Herziening lage WW-premie

Overwerk, dat plaatsvindt in aanvulling op de overeengekomen arbeidsomvang, blijft tot op zekere hoogte mogelijk. Onder de lage premie mag namelijk maximaal 30% meer uren worden verloond dan de overeengekomen vaste arbeidsomvang. Wat betekent dat voor de praktijk? Voor de toepassing van de lage premie mogen overwerk en geconsigneerde/beschikbare (en eventueel opgeroepen) uren gezamenlijk maximaal 30% van de arbeidsomvang vormen. Bij overschrijding van deze 30% vindt herziening plaats en wordt met terugwerkende kracht de hoge premie van toepassing, tenzij er sprake is van een voltijdscontract. Pas dus op bij parttimers die consignatiediensten draaien en overwerken!

 

Naast het hierboven genoemde geval van herziening van de premie bij overschrijding van het maximum aan extra verloning zijn er nog er drie situaties waarin met terugwerkende kracht alsnog de hoge WW-premie van toepassing is, ook als sprake is van een arbeidsovereenkomst voor onbepaalde tijd die geen oproepovereenkomst is.

 

Vanaf 1 januari 2020 geldt ook de volgende herzieningssituatie:

  • wanneer de dienstbetrekking uiterlijk twee maanden na aanvang eindigt. De reden van de beëindiging van de dienstbetrekking is hiervoor niet relevant. Hieronder valt ook de situatie waarin de dienstbetrekking precies twee maanden heeft geduurd.

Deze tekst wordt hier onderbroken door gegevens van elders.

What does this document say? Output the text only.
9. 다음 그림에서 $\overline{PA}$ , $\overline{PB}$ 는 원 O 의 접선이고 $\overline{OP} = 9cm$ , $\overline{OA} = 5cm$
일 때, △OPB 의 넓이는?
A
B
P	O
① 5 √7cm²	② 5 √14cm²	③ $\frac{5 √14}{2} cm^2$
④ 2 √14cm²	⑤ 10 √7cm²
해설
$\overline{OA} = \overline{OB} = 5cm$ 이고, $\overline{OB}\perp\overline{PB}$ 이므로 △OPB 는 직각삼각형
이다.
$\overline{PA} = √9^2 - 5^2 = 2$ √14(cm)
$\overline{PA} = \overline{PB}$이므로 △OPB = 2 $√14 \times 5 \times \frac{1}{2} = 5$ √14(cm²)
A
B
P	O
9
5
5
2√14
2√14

Bij een ontslag tijdens de proeftijd is dus alsnog de hoge premie verschuldigd.

Na 2020 wordt bekeken of en zo ja wanneer nog twee herzieningsgronden in werking treden, namelijk:

  • als de werknemer binnen een jaar na indiensttreding een WW-uitkering krijgt vanwege arbeidsuren- of inkomensverlies bij de werkgever (m.u.v. aantoonbare bedrijfseconomische reden of gedeeltelijke arbeidsongeschiktheid);
  • als de werknemer een WW-uitkering ontvangt, terwijl maximaal een jaar eerder bij dezelfde werkgever de lage premie is herzien omdat dezelfde werknemer binnen een jaar na de aanvang van de dienstbetrekking een WW-uitkering kreeg uit hoofde van diezelfde dienstbetrekking.

Wanneer één van de herzieningssituaties zich voordoet, is de werkgever verplicht om met terugwerkende kracht de hoge WW-premie te betalen.